Over 2,000 academics demand resignation of German education minister over repression

More than 2,000 academics have signed a letter demanding the resignation of Germany’s education minister over her attempt to sanction scholars who supported pro-Palestinian students’ right to protest.
Over 2,000 academics demand resignation of German education minister over repression
“Academics in Germany are experiencing an unprecedented attack on their fundamental rights, on the 75th anniversary of the Basic Law,” the scholars said in a statement on Friday, and underlined that recent actions taken by the ministry make Stark-Watzinger’s position as minister untenable.
“The withdrawal of funding ad personam on the basis of political statements made by researchers is contrary to the Basic Law: teaching and research are free. The internal order to examine such political sanctions is a sign of constitutional ignorance and political abuse of power,” the scholars said.
“It illustrates an increasing rift between decision-makers in the Federal Ministry of Education and Research and those who support the academic system through their research and teaching. Through its intimidating effect alone, the Minister's actions risk permanently damaging the hard-won right of academic freedom against political and state interference,” they added.
On May 8, more than 300 academics from Berlin universities expressed their support for pro-Palestine protest camps on the campus of the Free University of Berlin, and defended the students’ right to demonstrate.
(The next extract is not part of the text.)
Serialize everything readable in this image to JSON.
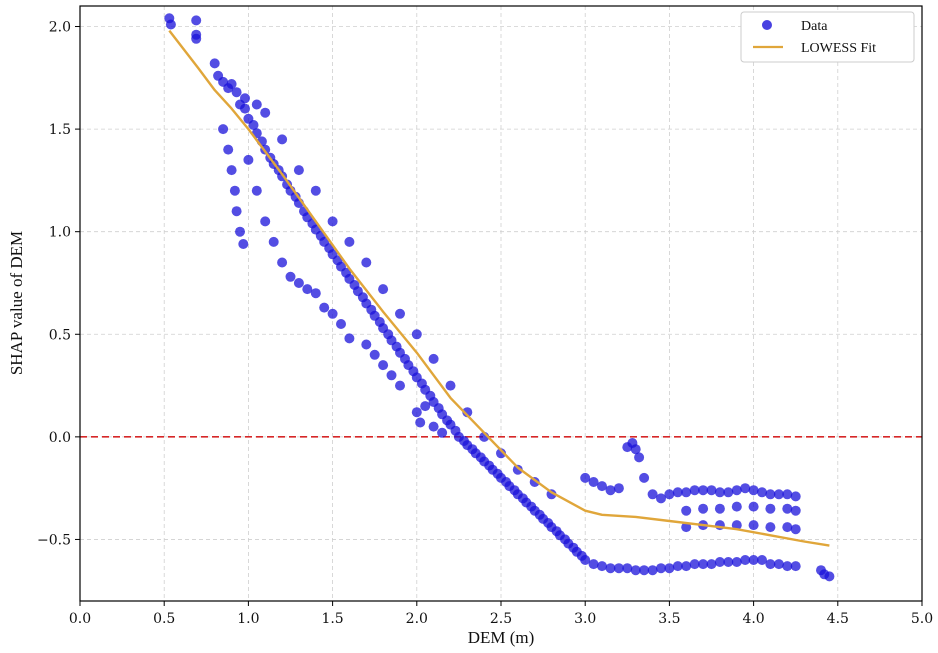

"Regardless of whether we agree with the specific demands of the protest camp, we stand up for our students, and defend their right to peaceful protest, which also includes the occupation of university grounds," they said.
The academics accused the university’s management of subjecting the demonstrators to “police violence.”
Media reports have revealed that a few days after this open letter, Minister Bettina Stark-Watzinger’s office initiated a legal review to examine the possibility of sanctions under civil service law and criminal law against these academics, including the option to revoke funding for their studies.